Algorithms for categorical data

2013-06-02 Thread Florents Tselai
I've noticed (correct me if I'm wrong) that mahout lacks algorithms
specialized in clustering data with categorical attributes.

Would the community be interested in the implementation of algorithms like
ROCK http://www.cis.upenn.edu/~sudipto/mypapers/categorical.pdf ?

I'm currently working on this area (applied-research project) and I'd like
to have my code open-sourced.


Re: Algorithms for categorical data

2013-06-02 Thread Yexi Jiang
Do you already have one implemented?


2013/6/2 Florents Tselai tse...@dmst.aueb.gr

 I've noticed (correct me if I'm wrong) that mahout lacks algorithms
 specialized in clustering data with categorical attributes.

 Would the community be interested in the implementation of algorithms like
 ROCK http://www.cis.upenn.edu/~sudipto/mypapers/categorical.pdf ?

 I'm currently working on this area (applied-research project) and I'd like
 to have my code open-sourced.




-- 
--
Yexi Jiang,
ECS 251,  yjian...@cs.fiu.edu
School of Computer and Information Science,
Florida International University
Homepage: http://users.cis.fiu.edu/~yjian004/


Re: Algorithms for categorical data

2013-06-02 Thread Florents Tselai
Not yet.

I'm currently experimenting with various implementation in Python.


On Sun, Jun 2, 2013 at 9:43 PM, Yexi Jiang yexiji...@gmail.com wrote:

 Do you already have one implemented?


 2013/6/2 Florents Tselai tse...@dmst.aueb.gr

  I've noticed (correct me if I'm wrong) that mahout lacks algorithms
  specialized in clustering data with categorical attributes.
 
  Would the community be interested in the implementation of algorithms
 like
  ROCK http://www.cis.upenn.edu/~sudipto/mypapers/categorical.pdf ?
 
  I'm currently working on this area (applied-research project) and I'd
 like
  to have my code open-sourced.
 



 --
 --
 Yexi Jiang,
 ECS 251,  yjian...@cs.fiu.edu
 School of Computer and Information Science,
 Florida International University
 Homepage: http://users.cis.fiu.edu/~yjian004/



Re: Algorithms for categorical data

2013-06-02 Thread Yexi Jiang
You mean you are testing on the single machine version?

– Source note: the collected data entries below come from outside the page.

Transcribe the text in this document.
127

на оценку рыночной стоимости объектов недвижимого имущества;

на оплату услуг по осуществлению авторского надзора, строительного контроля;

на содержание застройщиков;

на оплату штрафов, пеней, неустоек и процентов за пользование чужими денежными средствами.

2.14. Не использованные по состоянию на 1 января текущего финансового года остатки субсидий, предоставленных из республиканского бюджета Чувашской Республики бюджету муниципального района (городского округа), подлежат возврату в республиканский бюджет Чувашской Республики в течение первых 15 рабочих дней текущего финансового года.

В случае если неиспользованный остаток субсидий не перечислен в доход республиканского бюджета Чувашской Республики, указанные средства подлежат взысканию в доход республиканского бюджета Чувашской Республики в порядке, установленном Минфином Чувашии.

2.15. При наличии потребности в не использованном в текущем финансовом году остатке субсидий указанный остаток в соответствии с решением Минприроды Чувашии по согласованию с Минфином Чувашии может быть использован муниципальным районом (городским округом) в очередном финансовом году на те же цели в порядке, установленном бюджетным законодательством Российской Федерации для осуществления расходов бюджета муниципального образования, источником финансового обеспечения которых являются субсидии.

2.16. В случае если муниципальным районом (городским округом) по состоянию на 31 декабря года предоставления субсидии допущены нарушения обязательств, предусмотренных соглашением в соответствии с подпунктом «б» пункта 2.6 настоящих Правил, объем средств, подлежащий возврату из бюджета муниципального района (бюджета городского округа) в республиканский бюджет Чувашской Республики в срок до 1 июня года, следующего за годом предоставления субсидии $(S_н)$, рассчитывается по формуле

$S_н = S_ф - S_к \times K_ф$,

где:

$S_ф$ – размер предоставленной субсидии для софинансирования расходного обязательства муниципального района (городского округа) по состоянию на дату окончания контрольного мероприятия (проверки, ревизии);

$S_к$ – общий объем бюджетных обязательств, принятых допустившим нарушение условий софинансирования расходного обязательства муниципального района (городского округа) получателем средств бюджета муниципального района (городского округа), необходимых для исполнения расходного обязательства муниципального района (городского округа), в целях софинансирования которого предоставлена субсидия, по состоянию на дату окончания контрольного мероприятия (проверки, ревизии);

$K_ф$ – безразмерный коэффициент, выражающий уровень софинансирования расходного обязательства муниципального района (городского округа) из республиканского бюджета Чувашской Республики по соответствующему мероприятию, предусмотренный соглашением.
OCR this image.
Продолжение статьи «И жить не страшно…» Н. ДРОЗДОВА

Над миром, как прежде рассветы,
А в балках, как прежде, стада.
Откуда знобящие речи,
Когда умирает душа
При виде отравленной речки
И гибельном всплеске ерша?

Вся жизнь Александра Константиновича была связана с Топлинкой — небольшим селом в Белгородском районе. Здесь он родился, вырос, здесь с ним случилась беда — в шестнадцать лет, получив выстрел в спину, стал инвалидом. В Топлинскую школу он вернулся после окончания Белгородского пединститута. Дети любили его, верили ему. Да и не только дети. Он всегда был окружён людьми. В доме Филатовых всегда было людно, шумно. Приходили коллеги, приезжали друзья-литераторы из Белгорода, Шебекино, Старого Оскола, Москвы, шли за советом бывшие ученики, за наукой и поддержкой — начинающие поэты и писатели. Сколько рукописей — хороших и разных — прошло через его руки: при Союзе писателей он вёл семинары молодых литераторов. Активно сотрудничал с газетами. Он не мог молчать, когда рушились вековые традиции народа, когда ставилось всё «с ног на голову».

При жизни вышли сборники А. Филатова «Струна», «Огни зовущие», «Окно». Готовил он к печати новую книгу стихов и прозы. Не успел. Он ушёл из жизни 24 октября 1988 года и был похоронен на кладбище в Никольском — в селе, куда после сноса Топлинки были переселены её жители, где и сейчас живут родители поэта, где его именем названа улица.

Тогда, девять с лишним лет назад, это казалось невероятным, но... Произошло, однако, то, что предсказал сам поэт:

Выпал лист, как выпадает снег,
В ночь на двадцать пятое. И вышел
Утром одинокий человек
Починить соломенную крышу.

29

2013/6/2 Florents Tselai tse...@dmst.aueb.gr

 Not yet.

 I'm currently experimenting with various implementation in Python.


 On Sun, Jun 2, 2013 at 9:43 PM, Yexi Jiang yexiji...@gmail.com wrote:

  Do you already have one implemented?
 
 
  2013/6/2 Florents Tselai tse...@dmst.aueb.gr
 
   I've noticed (correct me if I'm wrong) that mahout lacks algorithms
   specialized in clustering data with categorical attributes.
  
   Would the community be interested in the implementation of algorithms
  like
   ROCK http://www.cis.upenn.edu/~sudipto/mypapers/categorical.pdf ?
  
   I'm currently working on this area (applied-research project) and I'd
  like
   to have my code open-sourced.
  
 
 
 
  --
  --
  Yexi Jiang,
  ECS 251,  yjian...@cs.fiu.edu
  School of Computer and Information Science,
  Florida International University
  Homepage: http://users.cis.fiu.edu/~yjian004/
 




-- 
--
Yexi Jiang,
ECS 251,  yjian...@cs.fiu.edu
School of Computer and Information Science,
Florida International University
Homepage: http://users.cis.fiu.edu/~yjian004/


Re: Algorithms for categorical data

2013-06-02 Thread Florents Tselai
Yes


On Sun, Jun 2, 2013 at 9:56 PM, Yexi Jiang yexiji...@gmail.com wrote:

 You mean you are testing on the single machine version?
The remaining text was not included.